Interpretability is an issue, though. Since CNNs learn on their own, Ermon and his colleagues are not exactly certain which features their models were learning to recognize. Using visualization techniques, they were able to get some clues, which suggest they were picking out meaningful features related to asset wealth such as urban areas, farmland, and desert. In follow-up work, however, the team used a more transparent approach where CNNs were trained to recognize relevant objects in an image, such as buildings and vehicles, to assess poverty in Uganda.

Jonathan Hersh, assistant professor of economics and management science at the Chapman University Argyros School of Business in Orange County, CA, who was involved in similar work to determine economic well-being in Sri Lanka, thinks using interpretable models is a good approach partly because it helps with model trust. "Performance should be higher with non-interpretable features, however in many examples there doesn't appear to be a clear diminution of performance from using interpretable features," he says.

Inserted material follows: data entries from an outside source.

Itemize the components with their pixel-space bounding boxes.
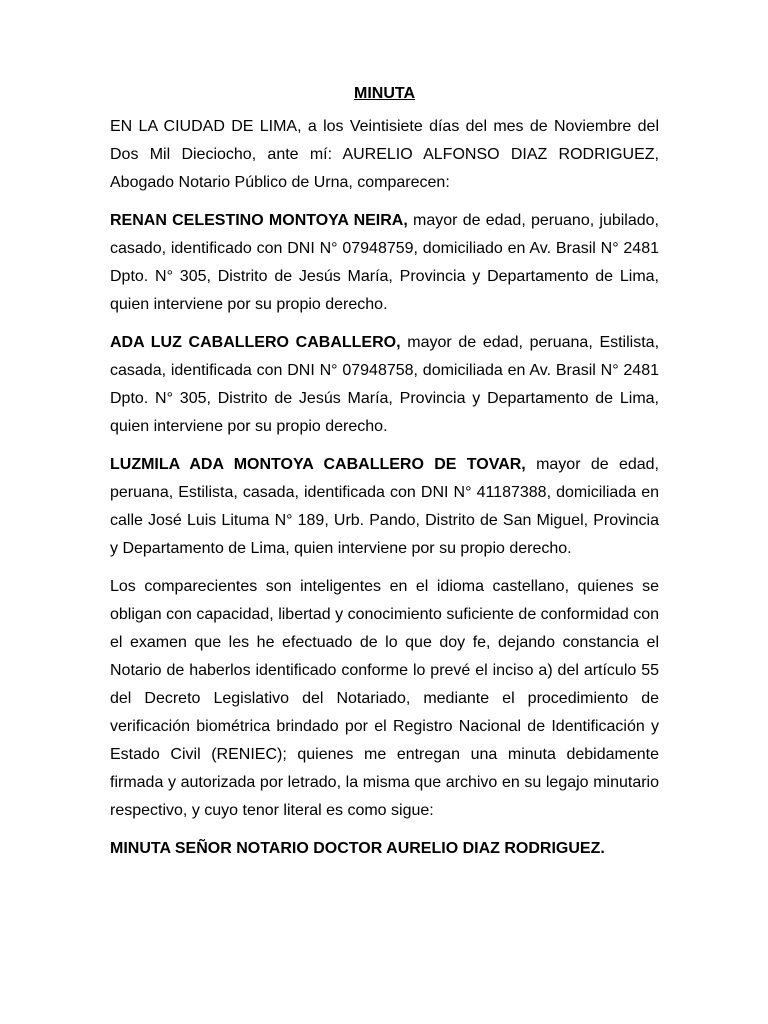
paragraph-statement-text: Los comparecientes son inteligentes en el idioma castellano, quienes se obligan con capacidad, libertad y conocimiento suficiente de conformidad con el examen que les he efectuado de lo que doy fe, dejando constancia el Notario de haberlos identificado conforme lo prevé el inciso a) del artículo 55 del Decreto Legislativo del Notariado, mediante el procedimiento de verificación biométrica brindado por el Registro Nacional de Identificación y Estado Civil (RENIEC); quienes me entregan una minuta debidamente firmada y autorizada por letrado, la misma que archivo en su legajo minutario respectivo, y cuyo tenor literal es como sigue: (110, 578, 659, 819)
paragraph-party-3 (110, 451, 659, 563)
party-3-details: mayor de edad, peruana, Estilista, casada, identificada con DNI N° 41187388, domiciliada en calle José Luis Lituma N° 189, Urb. Pando, Distrito de San Miguel, Provincia y Departamento de Lima, quien interviene por su propio derecho. (110, 456, 659, 557)
paragraph-intro-text: EN LA CIUDAD DE LIMA, a los Veintisiete días del mes de Noviembre del Dos Mil Dieciocho, ante mí: AURELIO ALFONSO DIAZ RODRIGUEZ, Abogado Notario Público de Urna, comparecen: (110, 118, 659, 191)
party-3-name: LUZMILA ADA MONTOYA CABALLERO DE TOVAR, (110, 456, 526, 473)
document-title: MINUTA (353, 85, 416, 102)
paragraph-party-1 (110, 207, 659, 319)
party-2-details: mayor de edad, peruana, Estilista, casada, identificada con DNI N° 07948758, domiciliada en Av. Brasil N° 2481 Dpto. N° 305, Distrito de Jesús María, Provincia y Departamento de Lima, quien interviene por su propio derecho. (110, 334, 660, 435)
closing-heading: MINUTA SEÑOR NOTARIO DOCTOR AURELIO DIAZ RODRIGUEZ. (110, 840, 605, 857)
party-1-name: RENAN CELESTINO MONTOYA NEIRA, (110, 212, 408, 229)
party-2-name: ADA LUZ CABALLERO CABALLERO, (110, 334, 401, 351)
paragraph-party-2 (110, 329, 659, 441)
paragraph-intro (110, 113, 659, 197)
paragraph-statement (110, 573, 659, 825)
party-1-details: mayor de edad, peruano, jubilado, casado, identificado con DNI N° 07948759, domiciliado en Av. Brasil N° 2481 Dpto. N° 305, Distrito de Jesús María, Provincia y Departamento de Lima, quien interviene por su propio derecho. (110, 212, 660, 313)
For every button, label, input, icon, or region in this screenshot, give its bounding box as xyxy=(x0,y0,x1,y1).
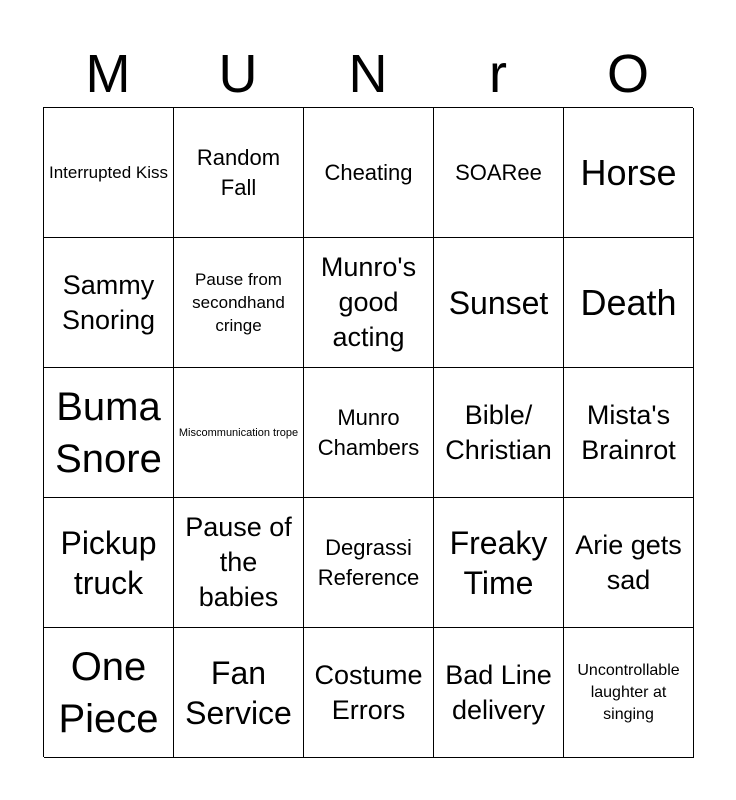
bingo-cell[interactable] xyxy=(174,108,304,238)
bingo-cell[interactable] xyxy=(44,238,174,368)
header-letter-m: M xyxy=(85,44,131,104)
bingo-cell[interactable] xyxy=(564,368,694,498)
cell-text: Buma Snore xyxy=(55,384,162,481)
bingo-cell[interactable] xyxy=(304,368,434,498)
bingo-board xyxy=(43,107,693,757)
cell-text: Random Fall xyxy=(196,144,281,200)
bingo-cell[interactable] xyxy=(174,498,304,628)
cell-text: Fan Service xyxy=(185,654,292,731)
bingo-cell[interactable] xyxy=(434,628,564,758)
cell-text: Death xyxy=(580,281,677,323)
bingo-cell[interactable] xyxy=(434,498,564,628)
bingo-cell[interactable] xyxy=(44,368,174,498)
bingo-header xyxy=(43,40,693,108)
cell-text: SOARee xyxy=(455,159,542,185)
cell-text: Munro's good acting xyxy=(320,252,417,352)
bingo-cell[interactable] xyxy=(564,108,694,238)
bingo-cell[interactable] xyxy=(174,238,304,368)
bingo-cell[interactable] xyxy=(304,628,434,758)
bingo-cell[interactable] xyxy=(434,108,564,238)
bingo-cell[interactable] xyxy=(174,368,304,498)
bingo-cell[interactable] xyxy=(434,368,564,498)
cell-text: Pause from secondhand cringe xyxy=(192,270,285,335)
cell-text: Munro Chambers xyxy=(317,404,420,460)
bingo-cell[interactable] xyxy=(304,238,434,368)
cell-text: Costume Errors xyxy=(314,659,423,725)
bingo-cell[interactable] xyxy=(174,628,304,758)
bingo-cell[interactable] xyxy=(564,498,694,628)
cell-text: Freaky Time xyxy=(449,524,548,601)
cell-text: Miscommunication trope xyxy=(178,426,299,439)
header-letter-u: U xyxy=(218,44,258,104)
cell-text: One Piece xyxy=(58,644,159,741)
cell-text: Interrupted Kiss xyxy=(48,163,169,182)
bingo-cell[interactable] xyxy=(304,108,434,238)
cell-text: Pickup truck xyxy=(60,524,157,601)
cell-text: Cheating xyxy=(324,159,413,185)
cell-text: Horse xyxy=(580,151,677,193)
cell-text: Bad Line delivery xyxy=(445,659,552,725)
bingo-cell[interactable] xyxy=(564,628,694,758)
header-letter-o: O xyxy=(606,44,649,104)
cell-text: Bible/ Christian xyxy=(445,399,552,465)
cell-text: Degrassi Reference xyxy=(317,534,420,590)
header-letter-n: N xyxy=(348,44,388,104)
cell-text: Pause of the babies xyxy=(185,512,292,612)
bingo-cell[interactable] xyxy=(304,498,434,628)
bingo-cell[interactable] xyxy=(44,498,174,628)
cell-text: Arie gets sad xyxy=(575,529,682,595)
bingo-cell[interactable] xyxy=(564,238,694,368)
cell-text: Uncontrollable laughter at singing xyxy=(577,661,680,723)
bingo-cell[interactable] xyxy=(44,108,174,238)
bingo-cell[interactable] xyxy=(434,238,564,368)
cell-text: Sunset xyxy=(448,284,549,321)
cell-text: Mista's Brainrot xyxy=(581,399,676,465)
cell-text: Sammy Snoring xyxy=(61,269,156,335)
bingo-cell[interactable] xyxy=(44,628,174,758)
header-letter-r: r xyxy=(489,44,507,104)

Ermon thinks his team's models could be improved by using higher-resolution satellite images, in which more details of a location can be seen. However, these images are not publicly available, could be expensive to acquire and also could require more computational resources to analyze.

Hersh also thinks there are additional risks when moving away from open data. "Once the data pipeline is established the imagery provider has pricing power to increase the cost of imagery," he says. "Their pricing power is decreased with an outside option that works well (as is the case with freely-available imagery)."

Using additional sources of data is another avenue to pursue. Crowdsourced images collected on the ground from GoPro cameras, for example, could be incorporated with information from satellite images to improve accuracy. "There's a lot of information there that you can't see from space," says Ermon.

Thanks to interest from a wide range of organizations, Ermon and his colleagues launched a start-up a few years ago that is applying their algorithms to inform a wider range of societal issues. Called Atlas AI, the company has been involved in projects such as using satellite imagery for estimating crop areas and yields in Malawi and Ethiopia, and maize yields in Kenya during the Covid-19 pandemic. "There are all kinds of things you can do with this technology," says Ermon. "We're pretty excited about the response that we got in the market."

Sandrine Ceurstemont is a freelance science writer based in London, U.K.